After the judge refused, the companies petitioned her for

leave to appeal directly to the Delaware Supreme Court. The

industry groups in Thursday's filing are asking the judge to

grant that petition.

The groups, which also include the National Association of

Manufacturers and the Biotechnology Innovation Organization,

said Medinilla's ruling was at odds with a Florida federal court

that in 2022 tossed about 50,000 Zantac claims after rejecting

similar evidence as unreliable. Some plaintiffs are appealing

that ruling.

If Delaware courts adopted a more relaxed evidence standard

for mass tort cases, they said, the state would quickly become a

venue of choice for plaintiffs since many U.S. companies are

incorporated there.

The groups urged Medinilla to "consider the importance to

the business community of clarity, consistency and

predictability in Delaware jurisprudence on expert testimony."
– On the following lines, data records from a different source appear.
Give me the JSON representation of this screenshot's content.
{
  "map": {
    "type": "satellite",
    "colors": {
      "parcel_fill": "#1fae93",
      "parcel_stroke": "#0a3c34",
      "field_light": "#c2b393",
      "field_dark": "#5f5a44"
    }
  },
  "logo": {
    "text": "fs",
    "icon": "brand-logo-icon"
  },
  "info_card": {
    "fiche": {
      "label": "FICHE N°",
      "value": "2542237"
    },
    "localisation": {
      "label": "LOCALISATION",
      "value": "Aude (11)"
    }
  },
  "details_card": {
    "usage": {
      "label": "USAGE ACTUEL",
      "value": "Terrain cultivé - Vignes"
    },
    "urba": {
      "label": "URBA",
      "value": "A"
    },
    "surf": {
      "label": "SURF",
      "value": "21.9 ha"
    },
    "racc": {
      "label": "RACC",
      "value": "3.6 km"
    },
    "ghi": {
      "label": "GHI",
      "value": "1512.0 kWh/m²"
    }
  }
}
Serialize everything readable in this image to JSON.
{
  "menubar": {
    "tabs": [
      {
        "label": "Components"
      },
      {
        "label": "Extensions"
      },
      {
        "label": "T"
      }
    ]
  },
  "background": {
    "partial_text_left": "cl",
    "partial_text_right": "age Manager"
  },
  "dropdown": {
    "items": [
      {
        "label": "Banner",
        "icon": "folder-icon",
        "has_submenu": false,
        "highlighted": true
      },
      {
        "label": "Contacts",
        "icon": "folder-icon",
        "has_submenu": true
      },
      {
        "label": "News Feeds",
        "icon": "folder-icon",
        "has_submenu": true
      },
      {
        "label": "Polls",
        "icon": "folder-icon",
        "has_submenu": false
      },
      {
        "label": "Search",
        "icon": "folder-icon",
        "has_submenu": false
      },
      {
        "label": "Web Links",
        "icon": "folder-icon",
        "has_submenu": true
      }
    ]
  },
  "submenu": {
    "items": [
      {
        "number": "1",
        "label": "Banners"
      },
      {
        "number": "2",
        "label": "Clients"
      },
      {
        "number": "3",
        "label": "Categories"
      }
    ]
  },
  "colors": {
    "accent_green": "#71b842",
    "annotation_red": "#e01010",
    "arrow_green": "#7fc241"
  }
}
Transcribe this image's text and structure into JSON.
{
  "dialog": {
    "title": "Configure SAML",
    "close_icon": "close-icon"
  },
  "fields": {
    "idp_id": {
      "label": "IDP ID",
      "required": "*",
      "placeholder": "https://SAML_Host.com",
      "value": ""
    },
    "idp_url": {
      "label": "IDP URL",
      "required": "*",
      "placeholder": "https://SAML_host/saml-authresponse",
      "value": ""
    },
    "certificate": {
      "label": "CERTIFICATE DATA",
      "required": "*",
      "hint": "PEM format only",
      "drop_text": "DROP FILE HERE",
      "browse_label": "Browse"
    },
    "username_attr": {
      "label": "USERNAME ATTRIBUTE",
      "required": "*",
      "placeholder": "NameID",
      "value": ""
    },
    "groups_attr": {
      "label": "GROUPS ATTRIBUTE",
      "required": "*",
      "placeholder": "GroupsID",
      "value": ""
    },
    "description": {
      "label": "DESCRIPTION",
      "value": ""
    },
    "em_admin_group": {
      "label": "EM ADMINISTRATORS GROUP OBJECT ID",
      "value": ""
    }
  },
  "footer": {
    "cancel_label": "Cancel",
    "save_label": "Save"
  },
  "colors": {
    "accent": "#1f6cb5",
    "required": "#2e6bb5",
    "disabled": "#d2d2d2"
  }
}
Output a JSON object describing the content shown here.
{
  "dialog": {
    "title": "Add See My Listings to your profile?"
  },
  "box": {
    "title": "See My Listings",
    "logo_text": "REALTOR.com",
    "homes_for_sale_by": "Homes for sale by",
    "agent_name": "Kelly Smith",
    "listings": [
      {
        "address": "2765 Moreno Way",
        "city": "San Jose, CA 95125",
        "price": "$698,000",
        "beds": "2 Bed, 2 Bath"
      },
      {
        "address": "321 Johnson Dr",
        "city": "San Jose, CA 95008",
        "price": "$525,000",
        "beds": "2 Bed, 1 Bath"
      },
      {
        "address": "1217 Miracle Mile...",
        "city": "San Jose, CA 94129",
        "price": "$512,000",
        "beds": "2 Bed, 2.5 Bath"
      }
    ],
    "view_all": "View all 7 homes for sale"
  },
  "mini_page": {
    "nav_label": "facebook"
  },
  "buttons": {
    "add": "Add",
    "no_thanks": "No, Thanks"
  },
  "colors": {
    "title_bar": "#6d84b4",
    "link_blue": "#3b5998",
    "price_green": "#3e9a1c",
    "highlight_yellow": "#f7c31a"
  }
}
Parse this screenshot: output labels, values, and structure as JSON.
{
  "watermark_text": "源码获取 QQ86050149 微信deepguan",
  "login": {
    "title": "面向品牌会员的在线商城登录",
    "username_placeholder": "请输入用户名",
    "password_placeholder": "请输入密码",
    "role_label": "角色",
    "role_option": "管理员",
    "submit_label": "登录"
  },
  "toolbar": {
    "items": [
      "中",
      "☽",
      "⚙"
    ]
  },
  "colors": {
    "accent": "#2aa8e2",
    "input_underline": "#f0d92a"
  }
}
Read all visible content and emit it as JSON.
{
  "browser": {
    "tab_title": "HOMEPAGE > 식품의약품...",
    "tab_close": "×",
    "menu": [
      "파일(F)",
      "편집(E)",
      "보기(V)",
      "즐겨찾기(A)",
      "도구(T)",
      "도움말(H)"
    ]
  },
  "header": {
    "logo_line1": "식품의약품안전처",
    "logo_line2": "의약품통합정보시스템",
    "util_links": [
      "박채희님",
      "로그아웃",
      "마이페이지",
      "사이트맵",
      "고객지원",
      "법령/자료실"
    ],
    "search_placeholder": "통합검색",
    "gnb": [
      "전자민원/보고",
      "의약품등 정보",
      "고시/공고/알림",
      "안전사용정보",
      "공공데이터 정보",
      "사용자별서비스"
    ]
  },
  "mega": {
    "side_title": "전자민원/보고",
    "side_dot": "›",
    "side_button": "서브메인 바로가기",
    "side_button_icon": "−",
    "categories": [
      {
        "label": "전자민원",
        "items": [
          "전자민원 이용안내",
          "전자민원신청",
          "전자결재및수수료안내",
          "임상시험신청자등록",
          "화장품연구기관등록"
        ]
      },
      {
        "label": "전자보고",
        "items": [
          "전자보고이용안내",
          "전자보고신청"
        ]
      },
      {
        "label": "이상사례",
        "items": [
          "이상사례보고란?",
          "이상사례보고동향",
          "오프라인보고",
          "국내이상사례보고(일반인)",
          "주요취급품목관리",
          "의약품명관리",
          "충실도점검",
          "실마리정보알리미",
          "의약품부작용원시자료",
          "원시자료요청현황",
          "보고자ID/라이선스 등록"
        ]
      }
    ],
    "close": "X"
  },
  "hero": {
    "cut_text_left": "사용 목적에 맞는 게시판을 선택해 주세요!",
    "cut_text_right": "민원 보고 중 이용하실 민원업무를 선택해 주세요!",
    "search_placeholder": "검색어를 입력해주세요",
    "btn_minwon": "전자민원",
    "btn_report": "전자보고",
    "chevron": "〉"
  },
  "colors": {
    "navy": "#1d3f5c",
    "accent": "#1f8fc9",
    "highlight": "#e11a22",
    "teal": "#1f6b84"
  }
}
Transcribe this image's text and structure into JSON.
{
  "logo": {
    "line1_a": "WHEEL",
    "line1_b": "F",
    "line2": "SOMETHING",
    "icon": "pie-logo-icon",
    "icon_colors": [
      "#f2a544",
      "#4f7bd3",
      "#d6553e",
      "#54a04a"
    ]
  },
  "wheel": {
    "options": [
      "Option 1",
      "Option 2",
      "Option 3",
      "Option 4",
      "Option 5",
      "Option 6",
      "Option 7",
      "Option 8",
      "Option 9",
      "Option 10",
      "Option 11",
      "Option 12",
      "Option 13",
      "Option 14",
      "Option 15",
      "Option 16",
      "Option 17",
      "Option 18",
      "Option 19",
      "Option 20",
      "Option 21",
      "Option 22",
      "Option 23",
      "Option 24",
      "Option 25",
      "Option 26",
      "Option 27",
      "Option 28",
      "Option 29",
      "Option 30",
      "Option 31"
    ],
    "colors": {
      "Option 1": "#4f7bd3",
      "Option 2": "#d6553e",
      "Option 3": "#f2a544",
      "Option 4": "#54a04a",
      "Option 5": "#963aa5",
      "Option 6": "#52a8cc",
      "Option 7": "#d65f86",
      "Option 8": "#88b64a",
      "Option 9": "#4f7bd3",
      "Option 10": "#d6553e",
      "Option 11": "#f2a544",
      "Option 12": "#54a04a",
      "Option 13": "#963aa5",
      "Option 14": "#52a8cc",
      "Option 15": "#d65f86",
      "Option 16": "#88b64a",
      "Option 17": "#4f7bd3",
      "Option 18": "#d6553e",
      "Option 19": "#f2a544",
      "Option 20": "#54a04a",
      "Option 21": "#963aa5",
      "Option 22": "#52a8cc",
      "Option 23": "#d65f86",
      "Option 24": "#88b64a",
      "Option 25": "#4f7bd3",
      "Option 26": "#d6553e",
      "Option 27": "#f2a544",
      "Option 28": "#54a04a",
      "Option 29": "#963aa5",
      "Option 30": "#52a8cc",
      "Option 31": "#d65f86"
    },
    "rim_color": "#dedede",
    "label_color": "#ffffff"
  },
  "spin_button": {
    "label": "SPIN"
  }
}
A lawyer for the plaintiffs did not immediately respond to a

request for comment.

First approved in 1983, Zantac became the world's

best-selling medicine in 1988 and one of the first to top $1

billion in annual sales. It was originally marketed by a

forerunner of GSK and later sold successively to other

companies.

Lawsuits began piling up after the U.S. Food and Drug

Administration in 2020 asked manufacturers to pull the drug off

the market over concerns that its active ingredient, ranitidine,

could degrade into a cancer-causing chemical called NDMA over

time or when exposed to heat.

The drugmakers have maintained there is no evidence Zantac

exposes users to harmful NDMA levels or causes cancer.

The vast majority of pending cases are in Delaware. Only one

case, against GSK and Boehringer Ingelheim in Illinois, has gone

to trial, ending in a victory for the companies last month.